The IPharm WordPress theme contains a flaw where an attacker can manipulate the filename used in a PHP include/require statement. This improper control of the filename means that any local file on the server can be read if its path is supplied. The vulnerability is classified as a Local File Inclusion (LFI) and is mapped to CWE‑98. It lets an attacker disclose sensitive content stored on the server, such as configuration files, user data, or other files that are not intended to be publicly accessible.

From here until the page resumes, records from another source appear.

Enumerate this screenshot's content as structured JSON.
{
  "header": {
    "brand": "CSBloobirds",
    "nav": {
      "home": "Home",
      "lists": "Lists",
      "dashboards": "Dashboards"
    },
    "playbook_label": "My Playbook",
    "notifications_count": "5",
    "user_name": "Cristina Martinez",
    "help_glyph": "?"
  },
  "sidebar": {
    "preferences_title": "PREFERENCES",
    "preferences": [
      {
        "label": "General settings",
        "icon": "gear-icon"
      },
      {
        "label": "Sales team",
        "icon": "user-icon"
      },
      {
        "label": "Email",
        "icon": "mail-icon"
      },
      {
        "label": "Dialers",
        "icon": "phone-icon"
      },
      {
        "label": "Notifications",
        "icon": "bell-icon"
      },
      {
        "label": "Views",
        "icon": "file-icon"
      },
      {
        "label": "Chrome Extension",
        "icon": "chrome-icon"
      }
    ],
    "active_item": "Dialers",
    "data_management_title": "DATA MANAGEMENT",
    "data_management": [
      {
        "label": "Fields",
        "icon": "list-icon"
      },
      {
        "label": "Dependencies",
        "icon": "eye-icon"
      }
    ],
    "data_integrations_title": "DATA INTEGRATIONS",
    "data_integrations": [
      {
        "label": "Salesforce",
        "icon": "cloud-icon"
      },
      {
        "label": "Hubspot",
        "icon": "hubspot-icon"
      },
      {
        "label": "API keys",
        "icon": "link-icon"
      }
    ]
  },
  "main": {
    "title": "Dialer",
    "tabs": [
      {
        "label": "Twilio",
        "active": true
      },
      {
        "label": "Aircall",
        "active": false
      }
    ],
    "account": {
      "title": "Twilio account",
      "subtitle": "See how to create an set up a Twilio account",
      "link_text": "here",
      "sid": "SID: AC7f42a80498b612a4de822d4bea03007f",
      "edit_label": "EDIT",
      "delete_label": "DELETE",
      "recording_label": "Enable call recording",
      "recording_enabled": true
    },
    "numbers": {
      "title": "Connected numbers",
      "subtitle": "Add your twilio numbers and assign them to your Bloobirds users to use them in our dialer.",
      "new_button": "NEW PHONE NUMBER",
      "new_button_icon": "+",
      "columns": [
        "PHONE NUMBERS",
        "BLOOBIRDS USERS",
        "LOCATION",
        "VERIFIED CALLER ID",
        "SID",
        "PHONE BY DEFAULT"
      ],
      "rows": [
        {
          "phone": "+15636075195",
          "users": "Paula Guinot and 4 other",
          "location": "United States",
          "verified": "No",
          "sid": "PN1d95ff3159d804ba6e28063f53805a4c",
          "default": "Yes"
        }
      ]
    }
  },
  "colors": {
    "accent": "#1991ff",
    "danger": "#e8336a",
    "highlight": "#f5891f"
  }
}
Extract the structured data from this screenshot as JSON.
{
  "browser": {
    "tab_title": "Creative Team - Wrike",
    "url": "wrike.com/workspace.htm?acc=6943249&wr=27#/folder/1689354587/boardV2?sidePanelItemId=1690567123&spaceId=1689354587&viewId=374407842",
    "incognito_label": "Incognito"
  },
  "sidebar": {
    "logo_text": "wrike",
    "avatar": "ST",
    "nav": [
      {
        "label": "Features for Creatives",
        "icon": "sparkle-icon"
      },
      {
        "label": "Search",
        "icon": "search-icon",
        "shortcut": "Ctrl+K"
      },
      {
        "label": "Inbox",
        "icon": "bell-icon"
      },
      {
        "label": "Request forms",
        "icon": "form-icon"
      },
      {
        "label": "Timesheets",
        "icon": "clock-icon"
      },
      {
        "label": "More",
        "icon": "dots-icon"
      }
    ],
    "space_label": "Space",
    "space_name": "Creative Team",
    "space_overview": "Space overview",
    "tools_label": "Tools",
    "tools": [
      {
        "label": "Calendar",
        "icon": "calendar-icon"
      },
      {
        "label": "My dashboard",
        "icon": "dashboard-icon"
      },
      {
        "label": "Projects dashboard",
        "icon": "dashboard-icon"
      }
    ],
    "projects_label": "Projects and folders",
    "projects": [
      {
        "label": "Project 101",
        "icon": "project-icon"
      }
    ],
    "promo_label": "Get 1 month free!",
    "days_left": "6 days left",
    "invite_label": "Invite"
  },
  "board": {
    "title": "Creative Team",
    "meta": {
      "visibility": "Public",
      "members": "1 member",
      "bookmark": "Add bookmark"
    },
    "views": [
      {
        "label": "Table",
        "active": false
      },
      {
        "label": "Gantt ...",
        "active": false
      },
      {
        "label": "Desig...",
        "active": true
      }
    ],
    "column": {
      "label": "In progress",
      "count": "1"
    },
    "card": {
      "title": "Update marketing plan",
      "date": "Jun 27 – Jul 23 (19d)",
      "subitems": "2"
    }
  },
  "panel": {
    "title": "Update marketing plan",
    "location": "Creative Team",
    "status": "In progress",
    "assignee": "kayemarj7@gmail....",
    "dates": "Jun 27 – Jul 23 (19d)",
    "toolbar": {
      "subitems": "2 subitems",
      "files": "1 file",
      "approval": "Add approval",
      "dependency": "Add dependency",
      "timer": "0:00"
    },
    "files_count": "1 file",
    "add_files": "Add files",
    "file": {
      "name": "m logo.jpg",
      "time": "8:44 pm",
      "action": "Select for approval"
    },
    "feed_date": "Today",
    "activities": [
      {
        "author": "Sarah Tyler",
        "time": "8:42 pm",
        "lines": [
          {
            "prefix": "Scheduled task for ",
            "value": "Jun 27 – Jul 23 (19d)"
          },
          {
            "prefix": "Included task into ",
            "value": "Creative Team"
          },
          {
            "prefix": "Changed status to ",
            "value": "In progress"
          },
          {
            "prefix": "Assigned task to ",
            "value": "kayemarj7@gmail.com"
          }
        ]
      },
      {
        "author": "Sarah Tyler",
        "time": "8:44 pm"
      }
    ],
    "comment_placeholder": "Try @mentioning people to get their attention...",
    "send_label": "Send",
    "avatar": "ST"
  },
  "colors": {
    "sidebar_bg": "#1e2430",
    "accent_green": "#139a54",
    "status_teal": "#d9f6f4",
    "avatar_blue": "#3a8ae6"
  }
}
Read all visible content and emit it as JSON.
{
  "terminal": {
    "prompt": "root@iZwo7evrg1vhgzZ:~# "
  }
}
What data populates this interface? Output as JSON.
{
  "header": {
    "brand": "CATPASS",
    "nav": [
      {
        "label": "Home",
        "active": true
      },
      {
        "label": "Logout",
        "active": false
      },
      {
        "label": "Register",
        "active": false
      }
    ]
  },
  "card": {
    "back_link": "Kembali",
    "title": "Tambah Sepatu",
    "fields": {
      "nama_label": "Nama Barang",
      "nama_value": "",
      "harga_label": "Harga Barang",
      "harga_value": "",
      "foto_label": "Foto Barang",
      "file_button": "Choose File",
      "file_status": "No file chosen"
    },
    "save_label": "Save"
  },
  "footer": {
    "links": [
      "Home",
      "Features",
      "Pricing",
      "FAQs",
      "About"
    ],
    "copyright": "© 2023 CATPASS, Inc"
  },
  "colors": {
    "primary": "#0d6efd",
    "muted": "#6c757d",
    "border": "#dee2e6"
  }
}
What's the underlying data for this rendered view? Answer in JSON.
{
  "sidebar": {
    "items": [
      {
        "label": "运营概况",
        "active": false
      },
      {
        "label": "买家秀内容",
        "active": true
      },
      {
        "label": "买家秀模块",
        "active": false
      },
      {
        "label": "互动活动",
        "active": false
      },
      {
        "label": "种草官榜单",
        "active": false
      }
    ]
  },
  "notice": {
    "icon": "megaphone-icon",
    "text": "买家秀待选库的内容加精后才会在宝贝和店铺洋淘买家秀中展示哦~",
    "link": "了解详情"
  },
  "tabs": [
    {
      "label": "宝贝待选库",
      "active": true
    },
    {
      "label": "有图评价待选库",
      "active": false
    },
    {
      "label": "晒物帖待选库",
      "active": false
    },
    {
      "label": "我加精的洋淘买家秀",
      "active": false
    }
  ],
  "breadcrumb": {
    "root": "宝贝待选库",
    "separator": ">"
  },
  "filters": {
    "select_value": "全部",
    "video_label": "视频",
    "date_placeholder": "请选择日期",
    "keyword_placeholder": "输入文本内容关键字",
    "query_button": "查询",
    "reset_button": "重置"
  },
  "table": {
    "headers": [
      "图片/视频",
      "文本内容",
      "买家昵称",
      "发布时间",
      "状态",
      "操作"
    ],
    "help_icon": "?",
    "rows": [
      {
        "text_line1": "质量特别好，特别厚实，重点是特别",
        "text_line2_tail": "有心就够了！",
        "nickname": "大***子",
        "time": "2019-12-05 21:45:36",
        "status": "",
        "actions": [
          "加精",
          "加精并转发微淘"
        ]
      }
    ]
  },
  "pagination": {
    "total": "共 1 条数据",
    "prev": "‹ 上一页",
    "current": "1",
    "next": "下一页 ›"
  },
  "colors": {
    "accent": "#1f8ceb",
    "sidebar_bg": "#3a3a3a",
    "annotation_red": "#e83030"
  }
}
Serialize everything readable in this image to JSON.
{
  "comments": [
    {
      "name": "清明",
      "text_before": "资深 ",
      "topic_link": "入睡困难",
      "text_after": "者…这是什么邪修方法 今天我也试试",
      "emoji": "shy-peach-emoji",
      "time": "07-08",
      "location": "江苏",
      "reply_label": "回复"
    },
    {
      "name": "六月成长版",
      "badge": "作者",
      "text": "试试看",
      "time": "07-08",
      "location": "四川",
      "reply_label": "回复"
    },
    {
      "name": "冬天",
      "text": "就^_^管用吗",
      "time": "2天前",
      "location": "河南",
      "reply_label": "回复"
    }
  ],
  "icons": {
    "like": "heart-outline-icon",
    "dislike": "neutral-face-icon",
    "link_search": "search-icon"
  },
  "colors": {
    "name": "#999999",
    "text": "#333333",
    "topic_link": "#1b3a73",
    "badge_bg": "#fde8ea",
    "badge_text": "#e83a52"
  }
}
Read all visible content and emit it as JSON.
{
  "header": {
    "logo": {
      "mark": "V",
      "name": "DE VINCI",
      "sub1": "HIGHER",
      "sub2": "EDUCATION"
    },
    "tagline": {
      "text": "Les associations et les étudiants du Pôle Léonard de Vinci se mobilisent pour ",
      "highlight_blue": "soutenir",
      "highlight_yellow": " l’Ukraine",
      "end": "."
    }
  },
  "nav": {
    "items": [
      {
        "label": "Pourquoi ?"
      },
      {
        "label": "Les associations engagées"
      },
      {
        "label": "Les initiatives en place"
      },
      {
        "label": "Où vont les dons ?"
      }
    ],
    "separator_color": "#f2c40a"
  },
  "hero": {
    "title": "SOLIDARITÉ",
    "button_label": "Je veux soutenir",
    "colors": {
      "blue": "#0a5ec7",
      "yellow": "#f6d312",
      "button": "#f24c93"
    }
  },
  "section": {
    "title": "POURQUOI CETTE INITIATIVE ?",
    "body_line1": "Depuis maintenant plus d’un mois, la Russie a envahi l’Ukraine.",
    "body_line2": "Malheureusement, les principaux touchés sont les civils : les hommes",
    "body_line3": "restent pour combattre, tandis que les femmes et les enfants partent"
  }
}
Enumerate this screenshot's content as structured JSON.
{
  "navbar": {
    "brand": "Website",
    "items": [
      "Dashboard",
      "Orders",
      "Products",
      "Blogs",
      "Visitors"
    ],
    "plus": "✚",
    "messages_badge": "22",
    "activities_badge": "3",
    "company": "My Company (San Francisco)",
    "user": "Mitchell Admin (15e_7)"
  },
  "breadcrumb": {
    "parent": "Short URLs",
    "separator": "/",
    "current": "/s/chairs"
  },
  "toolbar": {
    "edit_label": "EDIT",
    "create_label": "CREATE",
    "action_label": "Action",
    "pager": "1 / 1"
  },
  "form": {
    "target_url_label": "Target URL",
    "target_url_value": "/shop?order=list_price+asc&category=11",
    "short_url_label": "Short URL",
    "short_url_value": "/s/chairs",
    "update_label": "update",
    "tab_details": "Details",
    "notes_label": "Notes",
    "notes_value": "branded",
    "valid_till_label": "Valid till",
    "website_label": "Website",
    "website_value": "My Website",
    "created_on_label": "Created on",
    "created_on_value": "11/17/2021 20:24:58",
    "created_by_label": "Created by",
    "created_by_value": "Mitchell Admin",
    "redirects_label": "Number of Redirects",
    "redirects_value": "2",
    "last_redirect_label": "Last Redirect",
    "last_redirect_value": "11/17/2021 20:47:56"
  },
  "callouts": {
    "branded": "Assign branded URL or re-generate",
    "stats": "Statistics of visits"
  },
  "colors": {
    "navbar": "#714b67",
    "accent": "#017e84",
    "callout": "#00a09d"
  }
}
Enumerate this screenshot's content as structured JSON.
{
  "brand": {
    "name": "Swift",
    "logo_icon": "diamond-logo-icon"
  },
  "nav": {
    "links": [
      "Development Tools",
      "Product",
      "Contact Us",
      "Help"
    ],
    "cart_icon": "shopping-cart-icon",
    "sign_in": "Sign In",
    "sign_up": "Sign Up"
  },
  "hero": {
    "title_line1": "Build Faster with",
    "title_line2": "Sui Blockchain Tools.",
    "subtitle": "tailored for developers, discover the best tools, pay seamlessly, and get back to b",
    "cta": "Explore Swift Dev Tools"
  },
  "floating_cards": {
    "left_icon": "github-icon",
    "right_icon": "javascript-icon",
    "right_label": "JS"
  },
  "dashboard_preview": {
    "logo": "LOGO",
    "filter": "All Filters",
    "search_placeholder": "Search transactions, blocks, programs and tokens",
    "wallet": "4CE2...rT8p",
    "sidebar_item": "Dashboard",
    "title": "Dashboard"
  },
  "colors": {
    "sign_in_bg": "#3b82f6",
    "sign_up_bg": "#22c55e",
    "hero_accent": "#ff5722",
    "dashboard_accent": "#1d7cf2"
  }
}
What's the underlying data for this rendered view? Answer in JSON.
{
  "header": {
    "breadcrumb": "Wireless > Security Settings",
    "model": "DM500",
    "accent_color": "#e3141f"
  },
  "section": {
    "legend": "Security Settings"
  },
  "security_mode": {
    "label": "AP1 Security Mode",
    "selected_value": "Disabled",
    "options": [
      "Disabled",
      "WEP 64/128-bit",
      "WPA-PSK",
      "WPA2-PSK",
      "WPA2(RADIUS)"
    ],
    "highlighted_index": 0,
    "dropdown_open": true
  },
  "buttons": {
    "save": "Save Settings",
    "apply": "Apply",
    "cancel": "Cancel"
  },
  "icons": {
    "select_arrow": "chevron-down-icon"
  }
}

WordPress installations that employ the Axiom Themes IPharm theme version 1.2.3 or earlier are affected. No other vendors or products are listed as impacted. The issue applies to all affected sites using these versions of the theme, regardless of other plugins or WordPress core versions.

The CVSS score of 8.1 indicates high severity. The EPSS score is <1 %, suggesting a low probability of exploitation at the time of analysis. The vulnerability is not listed in CISA’s KEV catalog. Exploitation typically requires that the theme’s code include a user‑controllable filename parameter through a publicly reachable endpoint. If such a parameter is present, an attacker can supply a path pointing to any local file, resulting in reading of that file. The impact is primarily confidentiality breach through sensitive file disclosure. Although LFI can lead to code execution if PHP files are read, this is not confirmed by the CVE description and depends on specific server configuration.